I am trying to extract only the important neurons from the latent space of an Autoencoder to be converted later to a pattern for a model pattern recognizer.

PCA Loadings helps in finding the highest correlation coefficient on the neurons of the latent space.

Thus, the output of the PCA is not used, only the eigenvalues and eigenvectors to extract which neurons correlate more to the highest eigenvalues and pick only those neurons.

For Example, Cifar-10 dataset.

  1. Extracting the latent Space of the Autoencoder.
  2. Then do PCA and extract the loadings.
  3. Pick only the neurons with high correlation to the principal components, with explained variance above 90%.

My Questions:

  1. Before doing PCA on the latent space, do/do not normalize the data?
  2. Is this approach of employing PCA wrong to start with?
  3. There are multiple PCA variations like SparsePCA, KernelPCA, and RobustPCA. Is one of variation might be more beneficial for this task?

2 Answers2

0
  1. You should normalize the latent space data to have 0 mean and unit covariance before PCA. This will reduce the impact of latent variables that are high in scale and variance. See this post here: PCA on correlation or covariance?

  2. This seems like an interesting approach! The key here would be how to translate the PCA importances to the neurons — since each PC is a linear combination of neurons, how are you going to transfer these importances based off of the weights in the linear combination? The interesting exploration will be here.

  3. I would first run through the process in (2), make observations, and then read into further PCA methods to see if they align better with what you learned in (2).

0

I have found that the PCA's loadings are more interpretable if the number are first normalized.

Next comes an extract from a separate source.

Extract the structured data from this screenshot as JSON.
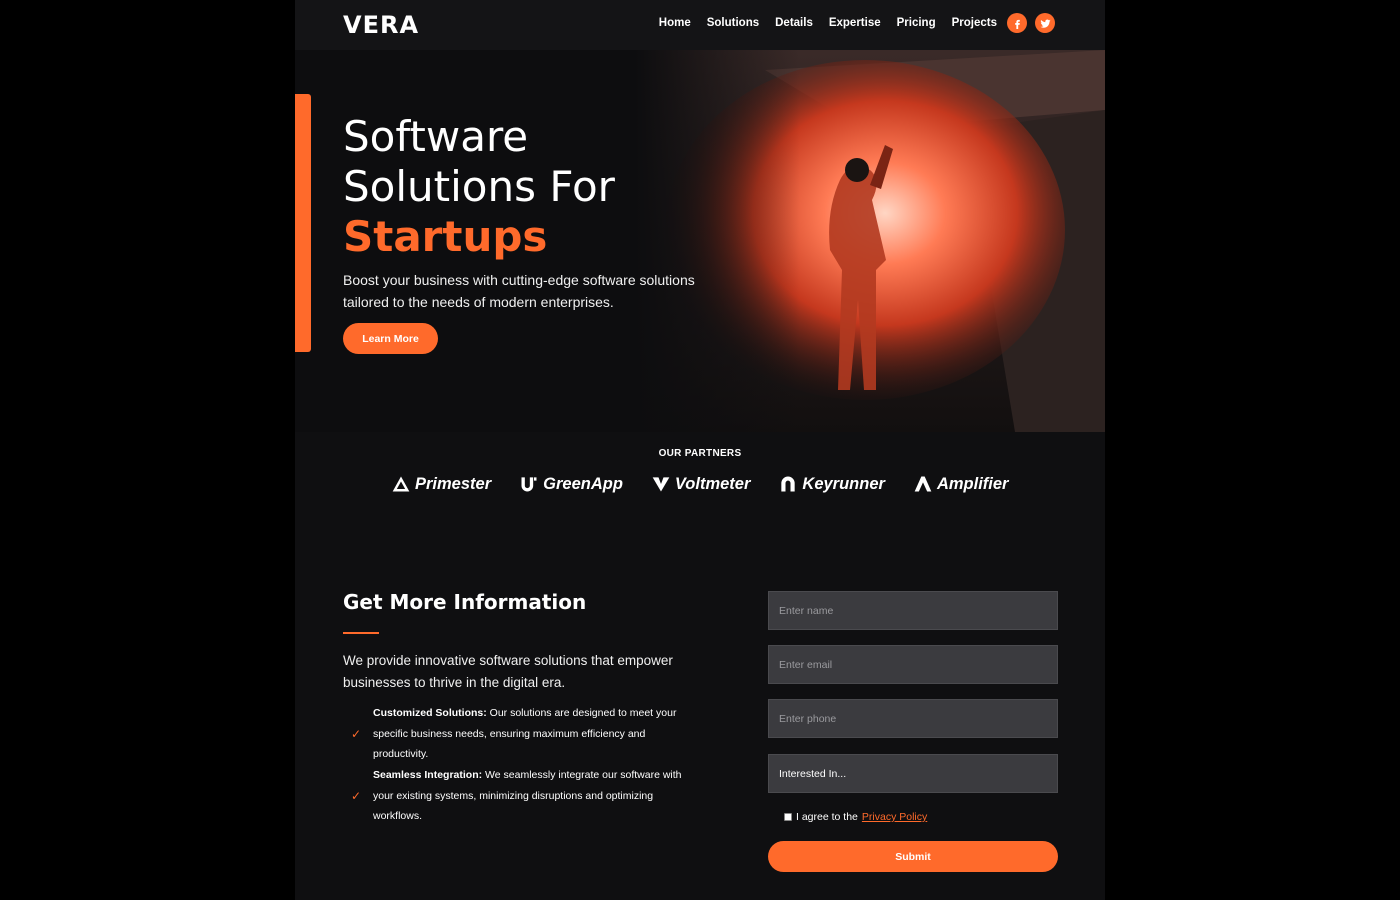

Then I built a voting system, where I selected the components where the explained variance ratio (EVR) is >=90%, and took their respective explained variance (EV) then normalized the number to sum up to 1.

The Loadings are approximately between [-1, 1], because of the normalization and could be interpreted as correlation coefficient, thus each neuron contributed more than 0.20 to the selected principal components (in my case 8 PCs have more than 90% EVR) get a vote. I transformed the loadings to absolute values, because the negative correlation provide meaning too.

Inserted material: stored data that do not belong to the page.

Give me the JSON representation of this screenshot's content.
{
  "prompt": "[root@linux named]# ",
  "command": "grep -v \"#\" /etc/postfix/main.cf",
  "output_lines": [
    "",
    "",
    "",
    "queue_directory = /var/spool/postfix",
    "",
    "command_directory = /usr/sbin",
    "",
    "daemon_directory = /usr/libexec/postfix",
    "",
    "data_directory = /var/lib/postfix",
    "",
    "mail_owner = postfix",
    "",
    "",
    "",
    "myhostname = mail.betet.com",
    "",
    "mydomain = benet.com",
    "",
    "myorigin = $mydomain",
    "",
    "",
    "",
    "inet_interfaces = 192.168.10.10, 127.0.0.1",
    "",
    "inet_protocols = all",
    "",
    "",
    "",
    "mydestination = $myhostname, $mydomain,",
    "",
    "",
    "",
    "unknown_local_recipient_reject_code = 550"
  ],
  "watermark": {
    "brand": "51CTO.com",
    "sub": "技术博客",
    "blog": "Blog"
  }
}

These votes are like a matrix where the columns are the PCs and the rows are the neurons. The values are either 0 or 1 (vote, no vote). Then, multiplying the normalized EV and sum the weights of the votes for each neuron, yield how the weight of each neuron representing his contribution to PCA. The maximum weight a neuron can has is 1, and the lowest is 0.

Now it is just a matter of selecting the number of neurons. For me, I did two splits:

  • Greater than the mean: where I select all neurons that contributed more than the mean of weights.
  • Top Third: where I sort the weights in descending order and select only top third.

Example: if my last hidden layer has 80 neurons, top third will select top 26 neurons. On the other hand, greater than the mean might select 40 or not, depending on the weights of the neurons if there are neurons that have very high or very low weights might skew the selection. In my case, the greater than the mean always halved the number +-2.

Finally, I only used the normal PCA provided by scikit-learn: https://scikit-learn.org/stable/modules/generated/sklearn.decomposition.PCA.html

I didn't have time to test other flavors of PCA.

P.S: I am not aware of any work that is utilizing the PCA's loadings as I discussed previously. Thus, I don't have any reference. But if there are any, kindly share it here.